Was it an “attempt to repair ties with American workers?” Or, was it just another attempt to mollify the masses to get back to what they were meant for: laboring for the wealthy?
Lessons from Scriptures
It was a time much like that which the Hebrew people faced while enslaved in Egypt. When a workforce, upon which a nation relies goes rogue, the military is called upon to put everyone back in their place.
It was a time not unlike that facing those living under the Roman empire – the majority of society laboring hours on end to eke out an existence while filling the pockets of the wealthy of Rome and the religious and Temple leaders in Jerusalem.

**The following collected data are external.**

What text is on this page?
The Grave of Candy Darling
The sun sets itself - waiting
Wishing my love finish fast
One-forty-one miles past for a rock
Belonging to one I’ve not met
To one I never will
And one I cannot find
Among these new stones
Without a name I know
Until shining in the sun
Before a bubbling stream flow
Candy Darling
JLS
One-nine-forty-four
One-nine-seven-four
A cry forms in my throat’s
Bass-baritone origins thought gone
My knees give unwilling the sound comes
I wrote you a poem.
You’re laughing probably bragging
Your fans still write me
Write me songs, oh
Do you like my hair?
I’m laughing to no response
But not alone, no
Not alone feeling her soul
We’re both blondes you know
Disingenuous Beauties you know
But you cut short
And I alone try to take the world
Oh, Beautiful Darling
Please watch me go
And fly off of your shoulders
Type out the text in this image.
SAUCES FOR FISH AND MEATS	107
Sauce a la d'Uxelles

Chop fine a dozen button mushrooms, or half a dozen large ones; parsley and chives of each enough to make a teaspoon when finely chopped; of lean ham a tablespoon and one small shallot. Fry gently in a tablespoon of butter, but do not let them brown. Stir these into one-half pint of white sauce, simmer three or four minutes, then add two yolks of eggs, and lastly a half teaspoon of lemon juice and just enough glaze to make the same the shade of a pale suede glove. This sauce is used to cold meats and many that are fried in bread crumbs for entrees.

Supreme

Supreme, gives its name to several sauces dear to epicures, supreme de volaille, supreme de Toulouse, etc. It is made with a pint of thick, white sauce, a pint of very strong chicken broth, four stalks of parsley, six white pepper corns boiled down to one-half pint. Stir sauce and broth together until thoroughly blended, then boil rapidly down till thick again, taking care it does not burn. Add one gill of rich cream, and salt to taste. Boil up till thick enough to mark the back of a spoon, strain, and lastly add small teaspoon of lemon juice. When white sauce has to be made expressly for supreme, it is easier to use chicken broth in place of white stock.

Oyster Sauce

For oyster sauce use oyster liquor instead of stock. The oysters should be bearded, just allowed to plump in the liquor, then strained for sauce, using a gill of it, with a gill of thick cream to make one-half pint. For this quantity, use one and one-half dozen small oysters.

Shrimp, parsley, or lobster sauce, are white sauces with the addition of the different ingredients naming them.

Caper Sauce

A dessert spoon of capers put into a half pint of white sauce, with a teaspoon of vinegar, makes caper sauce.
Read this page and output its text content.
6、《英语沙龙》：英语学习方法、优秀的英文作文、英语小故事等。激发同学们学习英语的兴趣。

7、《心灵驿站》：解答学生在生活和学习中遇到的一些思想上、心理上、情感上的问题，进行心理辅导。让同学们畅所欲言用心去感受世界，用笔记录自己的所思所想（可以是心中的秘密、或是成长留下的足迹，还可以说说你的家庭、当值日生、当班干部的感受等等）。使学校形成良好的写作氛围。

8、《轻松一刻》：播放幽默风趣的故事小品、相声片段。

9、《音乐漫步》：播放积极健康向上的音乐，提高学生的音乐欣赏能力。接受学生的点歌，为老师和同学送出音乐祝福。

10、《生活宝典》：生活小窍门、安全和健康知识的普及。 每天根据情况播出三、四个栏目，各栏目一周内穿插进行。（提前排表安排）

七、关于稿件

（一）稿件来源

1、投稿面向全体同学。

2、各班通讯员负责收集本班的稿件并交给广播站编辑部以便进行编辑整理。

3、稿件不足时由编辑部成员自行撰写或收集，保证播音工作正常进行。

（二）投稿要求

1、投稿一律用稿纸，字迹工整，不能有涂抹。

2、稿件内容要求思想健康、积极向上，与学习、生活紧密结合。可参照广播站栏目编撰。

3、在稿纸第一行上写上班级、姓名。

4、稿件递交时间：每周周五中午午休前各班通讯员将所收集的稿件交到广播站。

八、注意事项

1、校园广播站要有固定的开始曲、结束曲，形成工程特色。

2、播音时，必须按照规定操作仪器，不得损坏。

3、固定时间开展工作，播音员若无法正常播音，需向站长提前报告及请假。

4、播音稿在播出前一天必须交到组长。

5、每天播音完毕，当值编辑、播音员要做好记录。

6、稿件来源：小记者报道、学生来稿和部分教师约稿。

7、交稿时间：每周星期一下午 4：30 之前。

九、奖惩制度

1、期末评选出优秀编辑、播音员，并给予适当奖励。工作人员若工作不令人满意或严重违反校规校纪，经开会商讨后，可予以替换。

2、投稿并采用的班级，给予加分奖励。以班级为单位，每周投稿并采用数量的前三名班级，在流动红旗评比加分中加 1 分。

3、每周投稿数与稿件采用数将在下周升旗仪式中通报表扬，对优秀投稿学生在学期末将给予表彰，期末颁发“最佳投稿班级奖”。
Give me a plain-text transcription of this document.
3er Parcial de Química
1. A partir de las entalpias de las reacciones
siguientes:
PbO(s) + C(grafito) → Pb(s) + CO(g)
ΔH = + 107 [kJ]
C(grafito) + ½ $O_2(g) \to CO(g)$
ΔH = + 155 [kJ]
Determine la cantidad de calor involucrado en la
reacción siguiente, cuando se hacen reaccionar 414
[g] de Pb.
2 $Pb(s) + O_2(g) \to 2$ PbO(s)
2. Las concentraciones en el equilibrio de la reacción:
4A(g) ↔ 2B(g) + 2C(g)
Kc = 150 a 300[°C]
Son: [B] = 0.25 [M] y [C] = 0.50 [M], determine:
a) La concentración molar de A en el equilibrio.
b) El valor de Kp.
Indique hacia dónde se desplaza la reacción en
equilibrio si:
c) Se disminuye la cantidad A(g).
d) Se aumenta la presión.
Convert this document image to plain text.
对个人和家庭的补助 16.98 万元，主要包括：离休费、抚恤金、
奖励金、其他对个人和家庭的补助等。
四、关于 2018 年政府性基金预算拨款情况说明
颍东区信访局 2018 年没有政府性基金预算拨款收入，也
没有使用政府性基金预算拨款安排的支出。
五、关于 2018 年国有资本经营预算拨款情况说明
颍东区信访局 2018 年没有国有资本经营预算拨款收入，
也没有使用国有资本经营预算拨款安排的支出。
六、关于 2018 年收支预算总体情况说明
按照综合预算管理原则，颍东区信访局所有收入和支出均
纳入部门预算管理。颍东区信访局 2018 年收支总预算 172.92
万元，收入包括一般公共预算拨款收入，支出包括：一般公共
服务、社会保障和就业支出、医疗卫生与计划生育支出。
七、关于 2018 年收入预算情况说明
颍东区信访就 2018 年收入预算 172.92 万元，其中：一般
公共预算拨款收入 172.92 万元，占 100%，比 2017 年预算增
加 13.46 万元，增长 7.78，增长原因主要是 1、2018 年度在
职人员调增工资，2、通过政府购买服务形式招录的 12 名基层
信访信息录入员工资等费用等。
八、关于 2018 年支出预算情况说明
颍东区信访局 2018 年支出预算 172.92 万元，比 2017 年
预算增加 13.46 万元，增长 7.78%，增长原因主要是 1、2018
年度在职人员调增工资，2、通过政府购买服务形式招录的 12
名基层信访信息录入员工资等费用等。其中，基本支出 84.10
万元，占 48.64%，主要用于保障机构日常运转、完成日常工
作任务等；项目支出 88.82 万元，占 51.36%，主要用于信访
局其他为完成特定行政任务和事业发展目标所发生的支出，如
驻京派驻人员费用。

Mary knew! No doubt, like the Israelites enslaved in Egypt, she had been crying out to be saved from the Empire that enslaved. Little did she know how she would enter into the redemption story. Her words are recorded in the gospel of Luke 2 and they reveal she bore and birthed Jesus during a tumultuous time in history.
I wonder how often she may have quoted from the Hebrew scriptures when rocking him to sleep? When answering his questions about the injustices he observed as a child? Perhaps she helped him memorize the very revolutionary words he spoke out at that synagogue in Nazareth.
Luke records Jesus’s words read from the scroll of Isaiah in Nazareth on the Sabbath day:
“The Spirit of the Lord is upon me,
because he has anointed me
to bring good news to the poor.
He has sent me to proclaim release to the captives
and recovery of sight to the blind,
to let the oppressed go free,
to proclaim the year of the Lord’s favor.”
Perhaps we’ve learned a thing or two from the book of Exodus. When God hears the cry of oppressed people God moves! Could the story of Exodus have been changed? If Pharaoh had – after hearing the cries of his workforce- responded compassionately could life and labor have improved for the Israelites and all other captives in that empire?
If the temple leaders – after hearing the cries of the people and warnings from Jesus – responded in repentance, would life and labor have improved? That’s something to ponder for another time.
The lesson learned is that when an Empire closes its ears to the cries of her people, when it closes its eyes to her poor and her vulnerable members, the Exodus narrative and history as well, reveals that a time of reckoning is around the corner.